Shirley MacLaine

(réflexions)

 

         Après le travail, ce soir-là, je suis allée à Hollywood pour voir le film tiré de A CHORUS LINE. Il faisait doux quand je suis sortie du cinéma et le film me rappela mes débuts de danseuse. Je m’arrêtai au coin d’une rue adjacente, en regardant le ciel étoilé. Est-ce que j’avais écrit le scénario de ma vie avant ma naissance, comme certains maîtres le prétendent?

            Est-ce que j’avais choisi la dure discipline de la danse, mes relations avec Alfred Hitchcock, le sourire à travers les larmes, à l’écran? Est-ce que j’avais décidé de devenir un instrument de communication, et d’avoir toutes ces aventures autour du monde, en politique, dans le domaine de l’écriture et dans le domaine spirituel? Est-ce que ma passion pour les métiers du spectacle avait ses racines dans l’intuition que j’avais depuis toujours, d’avoir écrit le rôle de ma vie, bien avant de pouvoir l’interpréter physiquement, sur la scène de notre planète terre? Peut-être John Heard faisait-il son entrée maintenant, au bon moment, pour interpréter le rôle que j’avais écrit pour lui dans MON script? Et si c’était MON script, alors son personnage représentait sans doute un aspect de moi?

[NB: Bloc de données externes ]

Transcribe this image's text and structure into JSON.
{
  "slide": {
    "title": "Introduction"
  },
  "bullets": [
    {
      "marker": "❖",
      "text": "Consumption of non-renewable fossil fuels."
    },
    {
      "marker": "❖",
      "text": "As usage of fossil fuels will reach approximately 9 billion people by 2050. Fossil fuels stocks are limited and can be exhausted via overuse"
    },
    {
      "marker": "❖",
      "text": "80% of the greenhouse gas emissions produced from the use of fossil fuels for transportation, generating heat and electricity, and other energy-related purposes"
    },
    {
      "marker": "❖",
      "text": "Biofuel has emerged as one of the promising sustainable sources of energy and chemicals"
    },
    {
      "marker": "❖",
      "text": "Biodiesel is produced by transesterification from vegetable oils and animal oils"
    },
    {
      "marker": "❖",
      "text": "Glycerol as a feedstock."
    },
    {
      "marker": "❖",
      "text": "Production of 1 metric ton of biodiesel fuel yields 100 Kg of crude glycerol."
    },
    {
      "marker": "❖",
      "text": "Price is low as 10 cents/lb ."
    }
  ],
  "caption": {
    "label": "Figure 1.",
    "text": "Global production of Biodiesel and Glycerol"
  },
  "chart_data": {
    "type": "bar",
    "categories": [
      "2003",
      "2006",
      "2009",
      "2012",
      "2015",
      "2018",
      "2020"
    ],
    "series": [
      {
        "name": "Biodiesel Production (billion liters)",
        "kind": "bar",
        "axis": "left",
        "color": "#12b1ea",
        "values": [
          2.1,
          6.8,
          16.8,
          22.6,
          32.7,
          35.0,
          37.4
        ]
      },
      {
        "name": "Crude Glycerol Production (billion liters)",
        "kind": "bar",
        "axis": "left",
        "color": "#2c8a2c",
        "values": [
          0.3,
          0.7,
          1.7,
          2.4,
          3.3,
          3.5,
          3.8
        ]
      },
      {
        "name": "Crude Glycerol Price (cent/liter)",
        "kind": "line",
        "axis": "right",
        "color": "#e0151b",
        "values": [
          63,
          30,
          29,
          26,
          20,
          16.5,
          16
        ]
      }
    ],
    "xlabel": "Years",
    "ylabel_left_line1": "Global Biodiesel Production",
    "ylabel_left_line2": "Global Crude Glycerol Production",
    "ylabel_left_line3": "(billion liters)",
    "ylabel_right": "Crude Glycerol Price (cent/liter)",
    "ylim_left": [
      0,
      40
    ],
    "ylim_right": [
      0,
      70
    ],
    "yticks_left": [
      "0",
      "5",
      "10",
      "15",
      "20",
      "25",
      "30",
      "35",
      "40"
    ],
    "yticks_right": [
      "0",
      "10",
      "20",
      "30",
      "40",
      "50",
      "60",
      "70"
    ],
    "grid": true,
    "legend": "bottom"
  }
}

            En marchant dans la nuit suave d’Hollywood, je me disais que je me trouvais en plein cœur du plus célèbre royaume de l’illusion. Or pour moi, les illusions créées sur scène et au cinéma étaient des réalités, pas des faux-semblants. Quand j’étais absorbée par un travail passionnant, rien d’autre n’existait. J’oubliais ma « vraie » vie et je vivais une autre aventure. Je ne la « jouais » pas. Est-ce que finalement, dans ce que nous appelons la vraie vie, ici et maintenant, sur terre, nous n’étions pas victimes de la même illusion? Tout n’était peut-être qu’une question de « regard », de cadrage, d’angle, de focus, de distance et de recul?

            Tout en marchant, je me demandais si la notion de « vies successives », de réincarnation linéaire, était une simplification de la vérité. Quel rôle jouait donc le TEMPS, la DURÉE, dans ma réalité?

            Einstein a dit que la notion de temps n’a rien à voir avec le temps que nous mesurons. Les maîtres spirituels confirment ce concept. Ils disent que le passé, le présent et l’avenir se confondent. En choisissant un temps linéaire, nous essayons d’appréhender certains aspects de l’infini.

            Je pensais à mon corps. Il existait dans sa totalité. Je ne pouvais être consciente d’un aspect de mon corps que si je me concentrais, par la pensée, sur tel ou tel endroit. Par exemple, mon gros orteil n’était important que si j’y pensais précisément. Et si quelqu’un marchait dessus, là il prenait toute son importance.

            C’était peut-être ce que nous faisions tous dans la vie, en choisissant spécifiquement tel aspect plutôt que tel autre, en recevant des leçons spécifiques pour chacun de nous, à un moment donné. Après tout, les rêves étaient peut-être réels, de même les visions, les fantasmes?

            Quand j’avais des prémonitions, je me branchais peut-être sur une réalité « alternative » que je pouvais seulement définir comme étant le « futur », mais en réalité, les deux existaient en même temps la vision présente, et la situation future. Quand on avait l’impression d’un « déjà vu », nous n’étions peut-être pas en train de voir quelque chose du futur ou du passé, mais nous passions peut-être dans une autre dimension du temps, et de la totalité, en regardant dans un autre objectif, braqué sur un autre aspect du tout, comme lorsque je me concentrais sur mon gros orteil.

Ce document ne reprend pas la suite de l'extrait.